Pour plus de femmes aux avant-postes dans les pourparlers de paix, les négociations commerciales et les conseils d'administration
Texte Introductif de la Vice-Secrétaire générale Amina J. Mohammed
Il est difficile d'imaginer qu'en 2020, on parle encore de femmes pionnières dans des secteurs d’activité séculaires comme la banque ou la finance, ou bien de "premières" femmes à rejoindre des conseils d'administration ou à diriger des entreprises, alors qu’on devrait considérer comme normal le fait que le monde profite de la féminisation des postes de direction.
Dans son récent discours sur les femmes et le pouvoir, Antonio Guterres, Secrétaire général des Nations Unies et féministe en chef, a souligné que le monde avait besoin de voir plus de femmes aux avant-postes dans les pourparlers de paix, les négociations commerciales et les réunions de conseils.
Lorsque les femmes se font entendre dans les espaces autrefois dominés par les hommes, elles transforment ces espaces, en apportant de nouveaux points de vue, en corrigeant les angles morts et en améliorant, en fin de compte, la prise de décision.
Il faudra que des femmes et des hommes se mobilisent pour que cela devienne une réalité.
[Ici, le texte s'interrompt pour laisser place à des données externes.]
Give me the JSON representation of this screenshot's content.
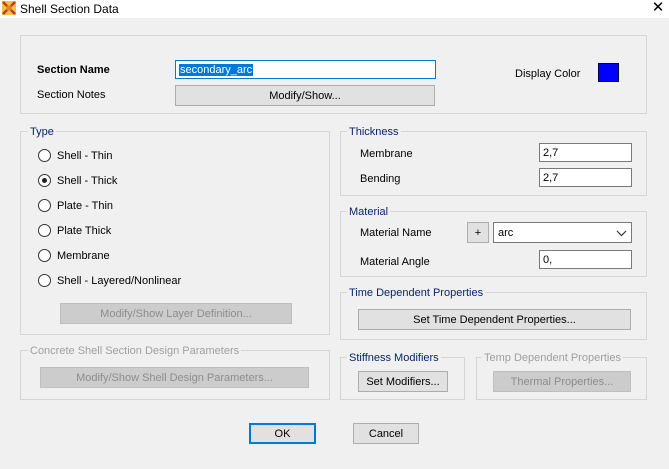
{
  "window": {
    "title": "Shell Section Data",
    "close_glyph": "✕",
    "icon": "app-icon"
  },
  "section": {
    "name_label": "Section Name",
    "name_value": "secondary_arc",
    "notes_label": "Section Notes",
    "notes_button": "Modify/Show...",
    "display_color_label": "Display Color",
    "display_color": "#0000ff"
  },
  "type": {
    "title": "Type",
    "options": [
      "Shell - Thin",
      "Shell - Thick",
      "Plate - Thin",
      "Plate Thick",
      "Membrane",
      "Shell - Layered/Nonlinear"
    ],
    "selected": "Shell - Thick",
    "layer_button": "Modify/Show Layer Definition..."
  },
  "thickness": {
    "title": "Thickness",
    "membrane_label": "Membrane",
    "membrane_value": "2,7",
    "bending_label": "Bending",
    "bending_value": "2,7"
  },
  "material": {
    "title": "Material",
    "name_label": "Material Name",
    "add_button": "+",
    "name_value": "arc",
    "angle_label": "Material Angle",
    "angle_value": "0,"
  },
  "time_dependent": {
    "title": "Time Dependent Properties",
    "button": "Set Time Dependent Properties..."
  },
  "concrete": {
    "title": "Concrete Shell Section Design Parameters",
    "button": "Modify/Show Shell Design Parameters..."
  },
  "stiffness": {
    "title": "Stiffness Modifiers",
    "button": "Set Modifiers..."
  },
  "temp": {
    "title": "Temp Dependent Properties",
    "button": "Thermal Properties..."
  },
  "footer": {
    "ok": "OK",
    "cancel": "Cancel"
  }
}
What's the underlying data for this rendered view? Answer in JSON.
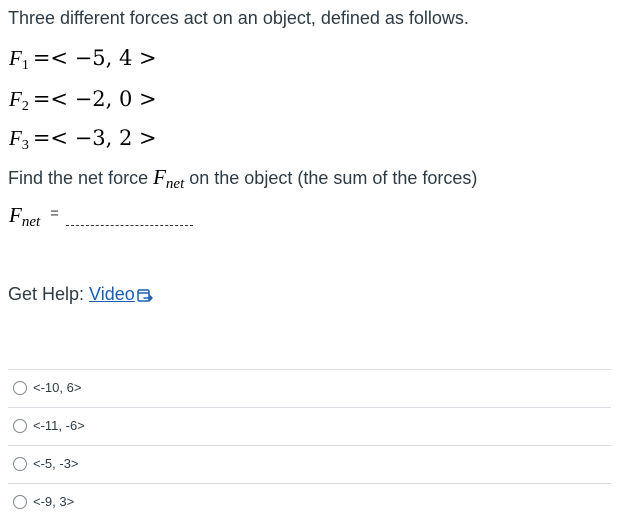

Car quiconque a le privilège d’être présent dans l’une de ces assemblées a la responsabilité de faire de la place pour la parité.
Nous sommes à quelques jours de la célébration de la Journée internationale de la femme et je suis très heureuse que Kristalina Georgieva, la Directrice générale du Fonds monétaire international (FMI) et Louise Levonian, la Directrice exécutive du FMI, nous disent quels sont leurs projets en matière de parité.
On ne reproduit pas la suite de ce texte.